CICERO, De İmperio Cn. Pompei

VI, 14; … Gerçekten Anadolu öylesine verimli ve üretkendir ki, tüm ülkeler arasında hem yeraltı zenginliği hem tarıma uygun topraklarının bolluğu ve

meyve, sebze türlerindeki çeşitliliği hem de ihraç ettiği ürünlerin fazlalığı bakımından birinci sıradadır.

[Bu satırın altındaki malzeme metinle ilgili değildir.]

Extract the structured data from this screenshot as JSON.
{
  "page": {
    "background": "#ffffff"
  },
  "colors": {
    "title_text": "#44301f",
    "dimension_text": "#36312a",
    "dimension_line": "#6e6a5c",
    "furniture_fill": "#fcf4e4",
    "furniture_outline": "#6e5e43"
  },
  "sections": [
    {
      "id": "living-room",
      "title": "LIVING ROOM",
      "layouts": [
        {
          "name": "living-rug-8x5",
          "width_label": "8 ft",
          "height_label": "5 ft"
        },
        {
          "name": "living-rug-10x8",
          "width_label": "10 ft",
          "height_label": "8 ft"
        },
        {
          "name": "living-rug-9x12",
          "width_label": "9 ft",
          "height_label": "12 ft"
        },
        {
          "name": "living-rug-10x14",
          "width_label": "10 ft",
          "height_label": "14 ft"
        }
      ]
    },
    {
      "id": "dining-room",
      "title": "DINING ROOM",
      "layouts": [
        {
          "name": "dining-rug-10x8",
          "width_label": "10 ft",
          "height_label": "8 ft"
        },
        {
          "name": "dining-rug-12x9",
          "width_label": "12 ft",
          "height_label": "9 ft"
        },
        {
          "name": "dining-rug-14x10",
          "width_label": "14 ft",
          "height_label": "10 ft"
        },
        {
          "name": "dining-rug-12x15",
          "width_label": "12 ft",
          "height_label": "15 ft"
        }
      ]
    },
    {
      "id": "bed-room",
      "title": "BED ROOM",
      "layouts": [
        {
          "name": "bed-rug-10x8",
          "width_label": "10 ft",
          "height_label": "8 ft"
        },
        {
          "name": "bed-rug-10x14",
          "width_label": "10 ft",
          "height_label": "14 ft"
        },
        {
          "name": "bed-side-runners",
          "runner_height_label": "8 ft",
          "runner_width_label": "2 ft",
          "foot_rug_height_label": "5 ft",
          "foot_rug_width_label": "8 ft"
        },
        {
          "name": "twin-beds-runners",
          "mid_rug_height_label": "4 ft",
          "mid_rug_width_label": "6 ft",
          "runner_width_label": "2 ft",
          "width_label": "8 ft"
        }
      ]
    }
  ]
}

VERGILIUS, Georgica I, 100-103

Yağmurlu yazlar, güneşli kışlar dileyin ey çiftçiler! Kışın tozuyla bereketli olur buğday, tarla bereketli olur, Mysia hiçbir ekimde bu kadar övünmez,

Gargaros’un kendisi bile şaşırıp kalır ekinlerine. IV, 370-374

Anio sularının, çağıl çağıl akan kayalık Hypanis’in, Mysialı Kaikos’un şu alnında boğa gibi çifte boynuzla Taçlanmış Eridanos’un;

Ondan başka hiçbir nehir böyle güçlü akmaz Lacivert denize, ekin dolu tarlalar arasından. STRABON, Geographika

II, 5, 31, … Cis-Halys denen ülke, Pontos ve Propontis’e bitişiktir. Paphlogonia, Bithynia, Troas’ın bir parçası olan ve Phrygia Hellespontos’u denen Mysia’yı kapsar.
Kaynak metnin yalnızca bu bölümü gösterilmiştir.